What is Data Catalog?#

Tags: Advanced, Design

DataCatalog is a service to index parameterized, strongly-typed data artifacts across revisions. It allows clients to query artifacts based on meta information and tags.

How Flyte Memoizes Task Executions on Data Catalog#

Flyte memoizes task executions by creating artifacts in DataCatalog and associating meta information regarding the execution with the artifact. Let’s walk through what happens when a task execution is cached on DataCatalog.

Every task instance is represented as a DataSet:

Dataset {
   project: Flyte project the task was registered in
   domain: Flyte domain for the task execution
   name: flyte_task-<taskName>
   version: <cache_version>-<hash(input params)>-<hash(output params)>
}

Every task execution is represented as an Artifact in the Dataset above:

Artifact {
   id: uuid
   Metadata: [executionName, executionVersion]
   ArtifactData: [List of ArtifactData]
}


ArtifactData {
   Name: <output-name>
   value: <offloaded storage location of the literal>
}

To retrieve the Artifact, tag the Artifact with a hash of the input values for the memoized task execution:

ArtifactTag {
   Name: flyte_cached-<unique hash of the input values>
}

When caching an execution, FlytePropeller will:

  1. Create a dataset for the task.

  2. Create an artifact that represents the execution, along with the artifact data that represents the execution output.
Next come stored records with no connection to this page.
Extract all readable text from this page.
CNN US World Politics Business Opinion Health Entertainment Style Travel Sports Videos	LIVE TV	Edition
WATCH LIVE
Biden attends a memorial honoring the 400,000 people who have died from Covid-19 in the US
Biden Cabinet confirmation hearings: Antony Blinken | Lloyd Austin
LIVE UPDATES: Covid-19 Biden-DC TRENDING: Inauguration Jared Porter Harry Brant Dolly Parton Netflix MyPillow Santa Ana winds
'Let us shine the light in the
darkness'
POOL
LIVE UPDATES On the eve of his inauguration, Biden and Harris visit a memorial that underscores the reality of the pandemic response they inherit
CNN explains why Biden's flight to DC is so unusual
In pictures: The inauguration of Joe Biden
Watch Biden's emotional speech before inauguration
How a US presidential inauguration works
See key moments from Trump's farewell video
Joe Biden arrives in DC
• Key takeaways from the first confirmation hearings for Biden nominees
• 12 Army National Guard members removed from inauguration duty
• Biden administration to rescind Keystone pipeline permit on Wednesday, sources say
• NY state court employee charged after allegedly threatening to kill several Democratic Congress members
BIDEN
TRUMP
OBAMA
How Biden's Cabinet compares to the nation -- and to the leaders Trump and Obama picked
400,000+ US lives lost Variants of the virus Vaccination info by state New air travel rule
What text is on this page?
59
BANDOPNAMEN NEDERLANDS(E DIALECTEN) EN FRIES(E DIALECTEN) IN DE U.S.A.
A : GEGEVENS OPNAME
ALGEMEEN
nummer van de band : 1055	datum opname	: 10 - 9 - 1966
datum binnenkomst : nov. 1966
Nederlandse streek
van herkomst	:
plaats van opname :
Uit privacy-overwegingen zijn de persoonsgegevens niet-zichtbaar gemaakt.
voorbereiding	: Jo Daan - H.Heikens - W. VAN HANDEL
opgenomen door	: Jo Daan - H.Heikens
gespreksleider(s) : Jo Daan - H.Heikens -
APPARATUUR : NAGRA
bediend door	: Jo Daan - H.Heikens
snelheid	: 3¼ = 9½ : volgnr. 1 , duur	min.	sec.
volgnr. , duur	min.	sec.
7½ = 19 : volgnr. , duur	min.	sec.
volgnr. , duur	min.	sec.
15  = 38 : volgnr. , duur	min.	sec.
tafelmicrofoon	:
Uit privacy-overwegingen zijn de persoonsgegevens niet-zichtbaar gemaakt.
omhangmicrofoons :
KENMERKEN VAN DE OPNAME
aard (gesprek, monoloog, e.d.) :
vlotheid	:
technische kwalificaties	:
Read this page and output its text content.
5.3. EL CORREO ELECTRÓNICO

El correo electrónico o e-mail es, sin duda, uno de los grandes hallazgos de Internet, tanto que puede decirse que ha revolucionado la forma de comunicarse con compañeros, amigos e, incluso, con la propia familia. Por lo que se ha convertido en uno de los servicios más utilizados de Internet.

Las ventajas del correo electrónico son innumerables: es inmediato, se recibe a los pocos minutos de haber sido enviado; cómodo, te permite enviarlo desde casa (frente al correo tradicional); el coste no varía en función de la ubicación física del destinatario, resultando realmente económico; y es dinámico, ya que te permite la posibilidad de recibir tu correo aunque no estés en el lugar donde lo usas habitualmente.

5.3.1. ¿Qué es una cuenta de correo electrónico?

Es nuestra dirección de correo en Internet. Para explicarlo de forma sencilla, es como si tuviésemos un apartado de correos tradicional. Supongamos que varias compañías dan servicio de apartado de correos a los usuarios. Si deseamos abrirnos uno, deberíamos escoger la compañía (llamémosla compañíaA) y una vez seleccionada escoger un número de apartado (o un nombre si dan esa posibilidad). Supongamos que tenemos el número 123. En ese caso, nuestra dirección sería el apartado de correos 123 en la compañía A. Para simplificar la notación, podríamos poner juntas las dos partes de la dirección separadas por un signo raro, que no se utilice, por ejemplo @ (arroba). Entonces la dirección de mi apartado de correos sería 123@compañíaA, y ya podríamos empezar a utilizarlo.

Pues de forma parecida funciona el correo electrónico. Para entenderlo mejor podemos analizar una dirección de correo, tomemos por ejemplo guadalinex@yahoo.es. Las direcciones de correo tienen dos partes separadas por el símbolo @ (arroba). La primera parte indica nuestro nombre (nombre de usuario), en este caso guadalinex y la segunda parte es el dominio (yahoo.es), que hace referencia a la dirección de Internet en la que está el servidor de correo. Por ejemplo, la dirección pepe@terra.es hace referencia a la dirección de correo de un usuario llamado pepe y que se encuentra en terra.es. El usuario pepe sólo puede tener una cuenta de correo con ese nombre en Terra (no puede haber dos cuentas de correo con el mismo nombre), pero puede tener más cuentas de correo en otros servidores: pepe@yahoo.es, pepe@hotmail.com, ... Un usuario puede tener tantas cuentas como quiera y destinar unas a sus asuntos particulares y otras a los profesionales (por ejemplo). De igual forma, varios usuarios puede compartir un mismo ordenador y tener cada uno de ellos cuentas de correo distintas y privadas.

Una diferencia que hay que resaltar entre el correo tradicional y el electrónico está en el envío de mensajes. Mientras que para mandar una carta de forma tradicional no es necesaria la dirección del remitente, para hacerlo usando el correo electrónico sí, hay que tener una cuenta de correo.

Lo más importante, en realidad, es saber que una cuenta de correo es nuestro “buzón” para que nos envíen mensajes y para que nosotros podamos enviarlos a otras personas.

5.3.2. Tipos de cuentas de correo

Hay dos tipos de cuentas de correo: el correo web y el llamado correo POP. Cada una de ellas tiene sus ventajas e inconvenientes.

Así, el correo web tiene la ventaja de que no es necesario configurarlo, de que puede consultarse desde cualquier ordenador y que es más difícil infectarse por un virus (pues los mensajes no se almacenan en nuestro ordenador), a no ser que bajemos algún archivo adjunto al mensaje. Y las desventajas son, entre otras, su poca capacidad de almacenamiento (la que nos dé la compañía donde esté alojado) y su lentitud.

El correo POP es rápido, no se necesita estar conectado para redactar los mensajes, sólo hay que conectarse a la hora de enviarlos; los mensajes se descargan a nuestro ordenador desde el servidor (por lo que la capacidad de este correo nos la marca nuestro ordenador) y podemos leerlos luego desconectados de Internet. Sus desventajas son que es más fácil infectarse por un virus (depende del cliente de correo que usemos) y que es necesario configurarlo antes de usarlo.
  3. Tag the artifact with a unique hash of the input values.

To ensure that the task execution is memoized, Flyte Propeller will:

  1. Compute the tag by computing the hash of the input.

  2. Check if a tagged artifact exists with that hash.

    • If it exists, we have a cache hit and the Propeller can skip the task execution.

    • If an artifact is not associated with the tag, Propeller needs to run the task.